Una vez aceptada la defensa del cliente, el abogado entra en la dinámica de parcialidad ya referida que nos impone la propia contienda procesal, pues así lo dispone el propio sistema judicial. Esta parcialidad del abogado no puede equipararse con engaño, embuste o mentira. De hecho, el abogado no debe mentir a la hora de exponer a un tribunal de justicia los hechos objeto del debate, y el que lo haga manifiesta un comportamiento reprobable. Como afirma el magistrado José Flors Matíes: A ningún abogado consciente del significado y la trascendencia de su profesión se le ocurriría afirmar que en un determinado documento se dice algo que en él no consta, o que una realidad física tangible no existe, ni trataría de que se tuviera por cierto un hecho cuya inexistencia le constara. Él es el primero que sabe que quien tal hiciera estaría abocado a la desconsideración y al más absoluto fracaso, y que semejante comportamiento se habría de volver irremediablemente en su contra y en la de sus clientes. La mendacidad resulta, al final y siempre, tan patente que nadie con un mínimo de dignidad y de inteligencia osaría cometer la torpeza de quedar en evidencia y de ganar fama de tramposo.

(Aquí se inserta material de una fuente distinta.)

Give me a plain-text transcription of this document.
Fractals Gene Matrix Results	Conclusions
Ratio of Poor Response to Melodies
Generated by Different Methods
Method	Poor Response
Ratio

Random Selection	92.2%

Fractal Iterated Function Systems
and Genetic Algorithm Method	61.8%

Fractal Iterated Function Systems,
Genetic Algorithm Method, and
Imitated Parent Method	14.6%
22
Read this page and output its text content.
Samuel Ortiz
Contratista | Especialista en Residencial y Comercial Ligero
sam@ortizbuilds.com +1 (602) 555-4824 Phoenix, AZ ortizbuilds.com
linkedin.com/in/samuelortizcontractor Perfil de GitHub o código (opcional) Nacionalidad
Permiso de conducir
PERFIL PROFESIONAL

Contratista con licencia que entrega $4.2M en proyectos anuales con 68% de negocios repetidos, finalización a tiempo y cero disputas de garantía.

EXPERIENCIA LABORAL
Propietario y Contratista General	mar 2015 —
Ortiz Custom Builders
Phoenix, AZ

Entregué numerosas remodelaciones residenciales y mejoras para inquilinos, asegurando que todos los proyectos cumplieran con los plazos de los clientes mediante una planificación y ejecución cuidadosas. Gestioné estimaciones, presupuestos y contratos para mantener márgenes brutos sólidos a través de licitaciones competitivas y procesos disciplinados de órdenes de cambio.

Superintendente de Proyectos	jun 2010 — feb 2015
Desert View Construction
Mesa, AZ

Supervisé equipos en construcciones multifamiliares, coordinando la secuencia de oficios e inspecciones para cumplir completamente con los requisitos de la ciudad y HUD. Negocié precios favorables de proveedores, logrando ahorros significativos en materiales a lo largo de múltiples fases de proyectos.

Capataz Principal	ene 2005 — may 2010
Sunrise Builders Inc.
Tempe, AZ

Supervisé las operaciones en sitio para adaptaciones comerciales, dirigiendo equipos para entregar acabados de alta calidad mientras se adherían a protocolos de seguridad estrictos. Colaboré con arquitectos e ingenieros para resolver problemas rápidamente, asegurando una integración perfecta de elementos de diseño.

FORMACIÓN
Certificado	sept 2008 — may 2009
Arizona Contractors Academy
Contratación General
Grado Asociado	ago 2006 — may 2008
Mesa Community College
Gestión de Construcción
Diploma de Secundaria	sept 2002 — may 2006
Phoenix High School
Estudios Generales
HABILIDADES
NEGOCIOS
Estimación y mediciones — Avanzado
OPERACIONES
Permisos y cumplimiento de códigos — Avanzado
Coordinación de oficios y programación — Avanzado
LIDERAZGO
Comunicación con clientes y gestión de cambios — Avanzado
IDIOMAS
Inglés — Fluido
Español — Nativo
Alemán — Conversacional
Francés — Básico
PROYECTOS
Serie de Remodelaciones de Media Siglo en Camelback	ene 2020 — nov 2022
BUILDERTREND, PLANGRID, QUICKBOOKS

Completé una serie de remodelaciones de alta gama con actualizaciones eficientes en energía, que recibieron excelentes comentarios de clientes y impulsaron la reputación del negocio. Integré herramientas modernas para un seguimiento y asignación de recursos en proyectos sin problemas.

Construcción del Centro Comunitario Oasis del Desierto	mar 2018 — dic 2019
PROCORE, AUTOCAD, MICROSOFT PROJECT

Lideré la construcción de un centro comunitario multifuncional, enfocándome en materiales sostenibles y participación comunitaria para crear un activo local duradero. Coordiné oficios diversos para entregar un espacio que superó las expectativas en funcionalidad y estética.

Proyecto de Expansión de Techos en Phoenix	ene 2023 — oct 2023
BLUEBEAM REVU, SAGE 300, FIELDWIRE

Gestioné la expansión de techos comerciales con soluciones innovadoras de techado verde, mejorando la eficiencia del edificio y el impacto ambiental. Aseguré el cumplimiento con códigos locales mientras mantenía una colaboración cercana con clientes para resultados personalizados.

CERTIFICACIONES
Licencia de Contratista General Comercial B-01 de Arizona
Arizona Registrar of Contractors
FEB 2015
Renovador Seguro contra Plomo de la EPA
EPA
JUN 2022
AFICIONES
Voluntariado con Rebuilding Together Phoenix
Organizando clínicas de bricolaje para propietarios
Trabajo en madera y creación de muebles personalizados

En el mismo sentido, Angel Osorio y Gallardo señala: Nunca ni por nada es lícito faltar a la verdad en la narración de los hechos. Letrado que hace tal, contando con la impunidad de su función, tiene gran similitud con un estafador.
Ahora bien, respetando dicha obligación, el abogado debe de jugar sus cartas empleando su habilidad para exponer sus planteamientos defensivos sobre la base de la ley, la doctrina y la jurisprudencia, y con el auxilio de la dialéctica y la oratoria, armas que le servirán para plantear una adecuada estratagema argumental que le permita debilitar los argumentos del contrario y convencer al juez de nuestra razón. En este curso de acción no hay lugar para las mentiras. El abogado, en defensa de su cliente, y lo afirmamos sin rodeos, no tiene por qué mostrar al tribunal todos los hechos que conoce sobre el asunto encomendado, sino que empleará todos aquellos que sean apropiados para su defensa, siendo precisamente la contradicción del proceso la que mostrará al juez todos los hechos que cada parte ha considerado como constitutivos de su pretensión. Obligar a las partes a decir todo lo que conocen sobre el asunto no solo desnaturalizaría el proceso, sino que colocaría a los abogados en la patética posición de contribuir con su intervención al éxito del contrario, lo que nos haría acreedores de ser demandados por responsabilidad deontológica, penal y civil.
Para ilustrar dicha idea, qué mejor que citar a Calamandrei: La defensa de cada abogado está construida por un sistema de llenos y vacíos: hechos puestos de relieve porque son favorables, y hechos dejados en la sombra porque son contrarios a la tesis defendida. Pero sobreponiendo los argumentos de los dos contradictores y haciéndolos adaptarse, se ve que a los vacíos de la una corresponde exactamente los llenos de la otra. El juez así, sirviéndose de una defensa para colmar las lagunas de la contraria, llega fácilmente, como en ciertos juegos de paciencia, a ver ante sí el conjunto ordenado, pieza por pieza, en el tablero de la verdad.
Por ello, imparcial será el juez; los abogados, siempre parciales.